***
Şu anda Ayşenaz safinaz bebeği tepemde beni uyandırmaya çalışıyor. Bugün pazartesi okulun ilk günü sanmayın ki pazartesi düşmanlarındanım, hiç de değilim valla haftanın ilk günü ne güzel niye sevmeyeyim ki çok saçma bir düşünce bence pazartesiyi sevmemek. Ya da sevmeyedebilirim. Benden bahsediyoruz sanuçta anım anımı tutmaz ki benim. Ama bugün seviyorum amaaan boşberin şimdi pazartesiyi...Yavaşça doğruluyorum ve Ayşenaz gacisinin çenesini kapatmış oluyorum Lavabodaki işlerimi halledip kahvaltımı yapıyorum tabikide nazik bir şekilde değil ayı gibi dalıyorum sofraya yemek yemeye bayılırım hele demli ve şekersiz çaya ohhh mis bu arada size çay sevdalısı olduğumu da demiş oldum:)gıcık safinaz beni erken uyandırmış, ona gıcık bakışlar atıp odama giriyorum.
Lacivert oku pantolonunu hızlıca giyiyorum ve bordo lagos tişörtü üstüme geçiriyorum. Sevgili kolonyamdan sürünüp mutfağa giriyorum size dememiştim dimi ben babamın sevgili kızıyım yani aslında beni oğlu gibi görür :)
Ablamlarsa annemin gözbebekleri ve bizim sekizgillerin favori kızlarından iki tanesi.

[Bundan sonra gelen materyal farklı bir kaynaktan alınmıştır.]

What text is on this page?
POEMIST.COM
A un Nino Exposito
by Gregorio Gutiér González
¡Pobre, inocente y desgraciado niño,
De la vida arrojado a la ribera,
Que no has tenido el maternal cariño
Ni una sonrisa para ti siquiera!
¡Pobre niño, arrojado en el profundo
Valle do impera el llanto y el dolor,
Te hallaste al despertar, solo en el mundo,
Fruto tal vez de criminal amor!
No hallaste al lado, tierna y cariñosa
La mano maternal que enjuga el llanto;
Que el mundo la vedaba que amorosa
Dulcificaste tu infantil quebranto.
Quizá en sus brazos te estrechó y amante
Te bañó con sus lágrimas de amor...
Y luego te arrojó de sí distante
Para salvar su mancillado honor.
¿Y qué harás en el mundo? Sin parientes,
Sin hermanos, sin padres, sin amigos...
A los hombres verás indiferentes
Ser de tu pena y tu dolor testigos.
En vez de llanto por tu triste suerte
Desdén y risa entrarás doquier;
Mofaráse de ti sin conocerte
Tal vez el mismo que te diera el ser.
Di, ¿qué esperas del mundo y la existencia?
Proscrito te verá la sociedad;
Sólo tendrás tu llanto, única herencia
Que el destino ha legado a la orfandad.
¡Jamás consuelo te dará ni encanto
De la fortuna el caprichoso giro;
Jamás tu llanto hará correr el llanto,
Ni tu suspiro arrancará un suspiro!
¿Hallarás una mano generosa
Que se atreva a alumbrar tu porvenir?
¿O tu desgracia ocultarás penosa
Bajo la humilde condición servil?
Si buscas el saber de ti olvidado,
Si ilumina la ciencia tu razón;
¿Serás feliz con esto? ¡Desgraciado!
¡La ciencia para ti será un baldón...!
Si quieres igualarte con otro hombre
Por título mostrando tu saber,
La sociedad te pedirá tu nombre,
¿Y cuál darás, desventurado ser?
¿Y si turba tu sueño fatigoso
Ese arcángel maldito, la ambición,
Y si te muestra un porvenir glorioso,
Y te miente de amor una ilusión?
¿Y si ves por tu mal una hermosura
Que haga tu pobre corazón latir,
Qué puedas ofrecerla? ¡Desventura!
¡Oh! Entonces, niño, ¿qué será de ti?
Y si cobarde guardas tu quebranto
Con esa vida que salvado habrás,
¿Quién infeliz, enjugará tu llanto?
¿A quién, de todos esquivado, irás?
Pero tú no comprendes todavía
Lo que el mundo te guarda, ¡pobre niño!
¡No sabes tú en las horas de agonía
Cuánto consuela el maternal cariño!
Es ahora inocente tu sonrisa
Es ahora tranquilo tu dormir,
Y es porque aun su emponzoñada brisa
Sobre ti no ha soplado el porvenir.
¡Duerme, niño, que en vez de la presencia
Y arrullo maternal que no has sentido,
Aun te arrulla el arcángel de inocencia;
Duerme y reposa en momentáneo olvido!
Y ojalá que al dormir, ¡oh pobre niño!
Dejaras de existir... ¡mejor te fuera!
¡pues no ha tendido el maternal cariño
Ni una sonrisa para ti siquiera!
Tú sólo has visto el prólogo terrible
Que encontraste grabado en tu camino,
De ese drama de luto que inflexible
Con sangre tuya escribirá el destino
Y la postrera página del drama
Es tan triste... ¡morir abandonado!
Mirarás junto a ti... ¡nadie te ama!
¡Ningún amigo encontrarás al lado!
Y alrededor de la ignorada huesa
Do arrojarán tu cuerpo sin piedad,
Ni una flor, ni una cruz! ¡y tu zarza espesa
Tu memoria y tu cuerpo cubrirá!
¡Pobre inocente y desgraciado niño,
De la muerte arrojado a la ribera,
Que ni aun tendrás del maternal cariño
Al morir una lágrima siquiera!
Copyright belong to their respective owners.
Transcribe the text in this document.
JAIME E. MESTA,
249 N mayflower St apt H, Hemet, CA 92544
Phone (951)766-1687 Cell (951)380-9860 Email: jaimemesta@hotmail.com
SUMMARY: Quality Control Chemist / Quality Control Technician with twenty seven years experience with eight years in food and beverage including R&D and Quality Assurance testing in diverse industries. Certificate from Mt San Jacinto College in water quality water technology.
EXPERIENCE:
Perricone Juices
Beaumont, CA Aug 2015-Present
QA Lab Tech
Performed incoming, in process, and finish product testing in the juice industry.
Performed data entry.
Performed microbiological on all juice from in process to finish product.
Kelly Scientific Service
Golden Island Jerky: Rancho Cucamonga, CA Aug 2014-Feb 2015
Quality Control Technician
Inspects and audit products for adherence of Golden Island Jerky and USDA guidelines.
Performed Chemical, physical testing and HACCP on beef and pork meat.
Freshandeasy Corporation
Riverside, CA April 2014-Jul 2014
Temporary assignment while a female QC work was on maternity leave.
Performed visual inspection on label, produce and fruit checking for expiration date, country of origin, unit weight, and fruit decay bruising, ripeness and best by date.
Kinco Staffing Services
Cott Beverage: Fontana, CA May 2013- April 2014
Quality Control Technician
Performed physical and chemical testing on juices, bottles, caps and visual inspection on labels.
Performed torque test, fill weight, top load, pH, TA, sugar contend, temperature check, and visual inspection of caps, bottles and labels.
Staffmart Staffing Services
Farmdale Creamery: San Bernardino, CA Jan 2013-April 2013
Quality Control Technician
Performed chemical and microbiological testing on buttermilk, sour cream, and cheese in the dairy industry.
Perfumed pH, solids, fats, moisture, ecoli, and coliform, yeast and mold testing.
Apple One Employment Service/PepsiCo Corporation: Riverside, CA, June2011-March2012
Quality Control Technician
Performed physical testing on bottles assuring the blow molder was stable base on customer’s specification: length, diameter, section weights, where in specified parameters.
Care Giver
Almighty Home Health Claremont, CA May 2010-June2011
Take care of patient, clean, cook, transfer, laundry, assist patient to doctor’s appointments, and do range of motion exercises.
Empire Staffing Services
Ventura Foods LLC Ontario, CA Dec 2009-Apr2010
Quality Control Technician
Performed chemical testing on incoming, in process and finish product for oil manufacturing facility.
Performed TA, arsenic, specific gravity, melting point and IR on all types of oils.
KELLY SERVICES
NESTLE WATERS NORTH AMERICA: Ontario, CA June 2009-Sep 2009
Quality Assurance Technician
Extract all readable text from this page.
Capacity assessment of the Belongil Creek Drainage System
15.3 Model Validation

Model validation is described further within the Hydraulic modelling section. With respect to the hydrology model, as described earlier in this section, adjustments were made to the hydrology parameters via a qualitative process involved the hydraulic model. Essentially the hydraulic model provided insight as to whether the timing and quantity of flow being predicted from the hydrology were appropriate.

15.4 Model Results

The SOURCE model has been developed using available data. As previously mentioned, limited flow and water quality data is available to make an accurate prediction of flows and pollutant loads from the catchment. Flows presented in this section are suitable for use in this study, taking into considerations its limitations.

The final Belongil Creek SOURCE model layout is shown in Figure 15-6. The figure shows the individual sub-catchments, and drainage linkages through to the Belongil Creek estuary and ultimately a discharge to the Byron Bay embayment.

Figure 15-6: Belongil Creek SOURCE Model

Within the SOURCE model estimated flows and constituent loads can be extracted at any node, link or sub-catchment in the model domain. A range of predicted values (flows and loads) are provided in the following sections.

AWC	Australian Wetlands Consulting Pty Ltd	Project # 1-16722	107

Beni de çok severler ama sadece onları eğlenirdiğim için yoksa hiçbir zaman şu akrabalar arasında örnek gösterilen hanım kızlardan olamadık vesselam.
Anneme yaklaşıp yanaklarını öpüyorum ve "Oo benim Sevgi Sultanım bugün ne de mutlu öyle" diyorum sevecen olmaya çalışarak ama bence hiç olmadı çünkü bu aile hergün iki tane tatlış ve güzel kızla birlikte benim onlara sevimli görünme olasılığım biraz düşük sanırım. "Oo Ayda Hanım bu ne neşe sabah sabah" diyor Sevgi Sultan.
"Nereden olacak Sultanım senin gibi bir anneye sahibim ya daha ne isteyeyim" diyorum. Kahkaha atıyor ve bana sıkıca sarılıyor. "Neysem hadi size eyvallah, servis gelmiştir şimdi bizim moruk bana yine laf felan sokar bu sefer kavga etmem cıngar çıkartırım valla."
Süslü ablalarım bana biz bu kızı nasıl nazik bir hanfendi yapabiliriz diye sohbete başlıyorken ben evden çıkıyorum ve spor ayakkabıların bağcıklarını bağladıktan sonra merdivenlerden inmeye başlıyorum bizim alt kat boş değilmiydi ya, kapının önünde bir çocuğun ayakkabısını giydiğini görüyorum kafasını kaldırdığında siması tanıdık geliyor ama tam çıkartamıyorum bana "Günaydın" diyor.
Umursamıyorum ve omuz silkip merdivenlerden iniyorum. Ben servisi beklerken o çocuk benim biraz ilerime doğru yürüyor ve orada bekliyor.
Servis geldiğinde servise doğru ilerliyorum ama o çocuk benden önce servise biniyor ve bizim moruğa birşeyler söyleyip benim herzaman oturduğum tekli koltuğa oturuyor. Ona gıcık olsamda bugünlük birşey dememeye çalışıyorum ama sadece indirmeli kalıyor. Ben de mecburen onu indiriyorum ve sakince oturuyorum ben daha geçen gün sırf bu yüzden kavga etmiştim morukla.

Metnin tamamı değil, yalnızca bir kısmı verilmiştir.